Sunday, September 30, 2012

Building a Kingdom

Building a Kingdom
Matthew 31-33, 17:20
            I love the newspaper comics.  I have several taped to the door of my office.  Occasionally I catch students looking at them.  I hope they get as much pleasure—and instruction—from them as I do.
            One of my favorites shows a little boy digging a hole, planting a very small sapling, and watering it.  When his father asks him what he is doing, he replies, “Building a tire swing.”
            We laugh at his childhood innocence and naiveté, but he does have a point—and that’s where the instruction comes in.  Every tire swing has to start somewhere, and it begins with a tree limb.  Every tree has to start somewhere, and it begins with someone planting a sapling.  The father may not be around when the tree is big enough to swing from, and the boy may have passed his swinging years, but eventually, given enough time, water and sunlight, the tree will be big enough to give some child of the future the pleasure of a tire swing.
            Jesus wanted to explain the kingdom of heaven to his followers.  So many people came to hear his words that he had to sit in a boat while the crowd stood on the shore.  There they were, surrounded by the beauty of God’s creation—mostly simple working folk, and he taught them in words they could understand.  He talked about planting seeds, not just in one parable, but in several.  Over and over he hammered home the point that the kingdom was not something that comes quickly, but something that grows over time.  He knew that those who heard him—even those closest to him—wanted immediate change.  They were looking for someone who could make things happen now, someone who could bring about instant revolution.  He also knew it wasn’t going to happen that way.

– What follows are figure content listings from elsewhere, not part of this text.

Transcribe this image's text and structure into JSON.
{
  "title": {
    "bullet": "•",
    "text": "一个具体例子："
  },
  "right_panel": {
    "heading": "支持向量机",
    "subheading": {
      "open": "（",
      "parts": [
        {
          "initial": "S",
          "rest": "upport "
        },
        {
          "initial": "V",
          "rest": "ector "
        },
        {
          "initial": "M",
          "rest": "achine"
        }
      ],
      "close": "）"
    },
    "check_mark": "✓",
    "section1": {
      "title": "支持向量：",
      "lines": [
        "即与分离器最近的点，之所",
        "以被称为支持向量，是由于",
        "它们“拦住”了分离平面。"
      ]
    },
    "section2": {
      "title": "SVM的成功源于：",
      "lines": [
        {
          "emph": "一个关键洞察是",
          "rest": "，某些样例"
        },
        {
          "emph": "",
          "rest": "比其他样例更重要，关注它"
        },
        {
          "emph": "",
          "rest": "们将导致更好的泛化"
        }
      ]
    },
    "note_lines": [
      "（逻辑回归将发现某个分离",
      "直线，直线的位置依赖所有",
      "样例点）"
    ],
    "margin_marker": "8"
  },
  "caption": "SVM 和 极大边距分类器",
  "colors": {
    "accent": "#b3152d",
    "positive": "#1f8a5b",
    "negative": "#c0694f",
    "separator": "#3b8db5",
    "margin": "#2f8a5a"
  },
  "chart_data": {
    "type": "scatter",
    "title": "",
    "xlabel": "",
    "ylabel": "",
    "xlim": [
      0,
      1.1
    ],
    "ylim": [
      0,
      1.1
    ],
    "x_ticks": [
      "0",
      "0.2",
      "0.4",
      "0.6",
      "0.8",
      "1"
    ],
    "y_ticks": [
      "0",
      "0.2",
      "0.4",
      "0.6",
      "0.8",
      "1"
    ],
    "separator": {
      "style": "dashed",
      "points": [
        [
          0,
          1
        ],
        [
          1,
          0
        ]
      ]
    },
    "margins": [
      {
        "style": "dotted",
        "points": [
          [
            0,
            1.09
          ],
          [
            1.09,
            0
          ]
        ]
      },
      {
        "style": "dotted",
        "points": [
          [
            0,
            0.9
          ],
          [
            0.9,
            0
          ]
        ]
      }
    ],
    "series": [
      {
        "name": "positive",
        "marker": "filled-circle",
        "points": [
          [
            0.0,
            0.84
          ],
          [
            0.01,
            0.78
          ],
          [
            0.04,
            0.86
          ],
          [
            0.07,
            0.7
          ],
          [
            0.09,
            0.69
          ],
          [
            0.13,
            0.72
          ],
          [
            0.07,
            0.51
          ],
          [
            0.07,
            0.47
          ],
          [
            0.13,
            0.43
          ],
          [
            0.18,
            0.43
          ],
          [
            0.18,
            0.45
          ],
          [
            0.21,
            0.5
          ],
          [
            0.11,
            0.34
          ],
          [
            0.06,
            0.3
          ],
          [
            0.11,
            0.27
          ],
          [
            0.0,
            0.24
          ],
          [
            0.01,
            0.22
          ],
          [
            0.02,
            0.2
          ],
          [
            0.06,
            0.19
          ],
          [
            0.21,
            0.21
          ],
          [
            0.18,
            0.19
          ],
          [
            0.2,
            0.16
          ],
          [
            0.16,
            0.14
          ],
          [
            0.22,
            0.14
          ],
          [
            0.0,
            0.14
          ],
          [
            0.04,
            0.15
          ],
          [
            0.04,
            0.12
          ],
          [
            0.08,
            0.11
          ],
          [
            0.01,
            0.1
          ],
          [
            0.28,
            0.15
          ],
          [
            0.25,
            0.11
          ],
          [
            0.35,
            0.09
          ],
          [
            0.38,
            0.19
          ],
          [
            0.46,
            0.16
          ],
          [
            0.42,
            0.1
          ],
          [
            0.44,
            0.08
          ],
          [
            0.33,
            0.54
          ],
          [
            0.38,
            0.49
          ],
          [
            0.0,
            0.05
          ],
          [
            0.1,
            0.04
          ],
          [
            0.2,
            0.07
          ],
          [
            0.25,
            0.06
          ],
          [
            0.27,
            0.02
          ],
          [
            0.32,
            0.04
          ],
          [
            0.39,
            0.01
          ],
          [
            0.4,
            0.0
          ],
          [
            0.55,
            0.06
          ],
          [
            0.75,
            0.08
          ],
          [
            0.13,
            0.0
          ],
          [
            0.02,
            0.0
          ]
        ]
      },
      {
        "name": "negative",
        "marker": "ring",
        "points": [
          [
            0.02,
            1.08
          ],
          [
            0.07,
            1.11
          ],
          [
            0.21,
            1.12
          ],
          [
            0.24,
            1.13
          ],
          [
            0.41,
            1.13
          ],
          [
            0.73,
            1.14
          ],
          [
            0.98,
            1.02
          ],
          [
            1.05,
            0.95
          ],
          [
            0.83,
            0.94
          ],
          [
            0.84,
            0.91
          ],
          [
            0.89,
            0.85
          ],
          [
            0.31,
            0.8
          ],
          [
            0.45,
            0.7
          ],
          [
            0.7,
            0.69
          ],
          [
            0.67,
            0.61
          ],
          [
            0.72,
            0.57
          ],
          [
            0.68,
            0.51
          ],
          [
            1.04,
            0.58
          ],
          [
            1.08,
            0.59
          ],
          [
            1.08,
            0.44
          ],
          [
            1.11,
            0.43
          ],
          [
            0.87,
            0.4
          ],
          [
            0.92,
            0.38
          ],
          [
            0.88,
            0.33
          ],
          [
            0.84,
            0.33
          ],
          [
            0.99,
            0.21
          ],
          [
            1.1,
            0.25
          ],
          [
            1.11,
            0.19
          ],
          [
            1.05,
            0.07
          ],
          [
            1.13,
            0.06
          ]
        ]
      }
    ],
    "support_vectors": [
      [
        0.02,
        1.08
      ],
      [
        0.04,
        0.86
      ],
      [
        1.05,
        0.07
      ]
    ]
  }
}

            “The kingdom of God is like a sower who went out to sow and encountered different types of soil,” he said.  Also, “The kingdom is like a farmer who sowed good seed, but his enemy came at night and sowed weeds.”  And then, “The kingdom is like a mustard seed.  Give it time and care and it will grow into a tree.”
            Waiting for seed to sprout is as frustrating as waiting for a tree to grow.  Many of us have had the experience of watching impatient children wait for seeds planted in a Styrofoam cup to bloom.  Not just once a day but every hour—and even more frequently—they check for progress.  How disappointed they are when nothing seems to be happening.  How joyful when the first green appears, and finally, after much waiting, a plant, and then a flower.
            Waiting for the kingdom takes faith, but it also takes action.  We know we have to cultivate it, as surely as the boy in the cartoon had to water that sapling.  Nothing of value grows  by leaving it to chance.  It takes a lot of care for seeds and saplings to become plants and trees.  We may not be around to see the results, but we know we must remain faithful.  What we do will help bring in the kingdom.  We can’t just sit and wait, we have to get up and do.
            Jesus addressed this, too, further along in Matthew’s gospel.  He did it by returning to the mustard seed.  “If you have faith like a grain of mustard seed,” he tells us, “You can move mountains.”  Surely not!  Surely we can’t stare a mountain down and make it change its location by even a fraction of an inch.
            But maybe that’s not what Jesus had in mind.  James, in his letter, tells us that “faith without works is dead” (2:17).  It isn’t enough just to sit around waiting and hoping for the kingdom.  We have to build the kingdom step by faithful step.  We have to plant the tree and care for it if we want that tire swing some day.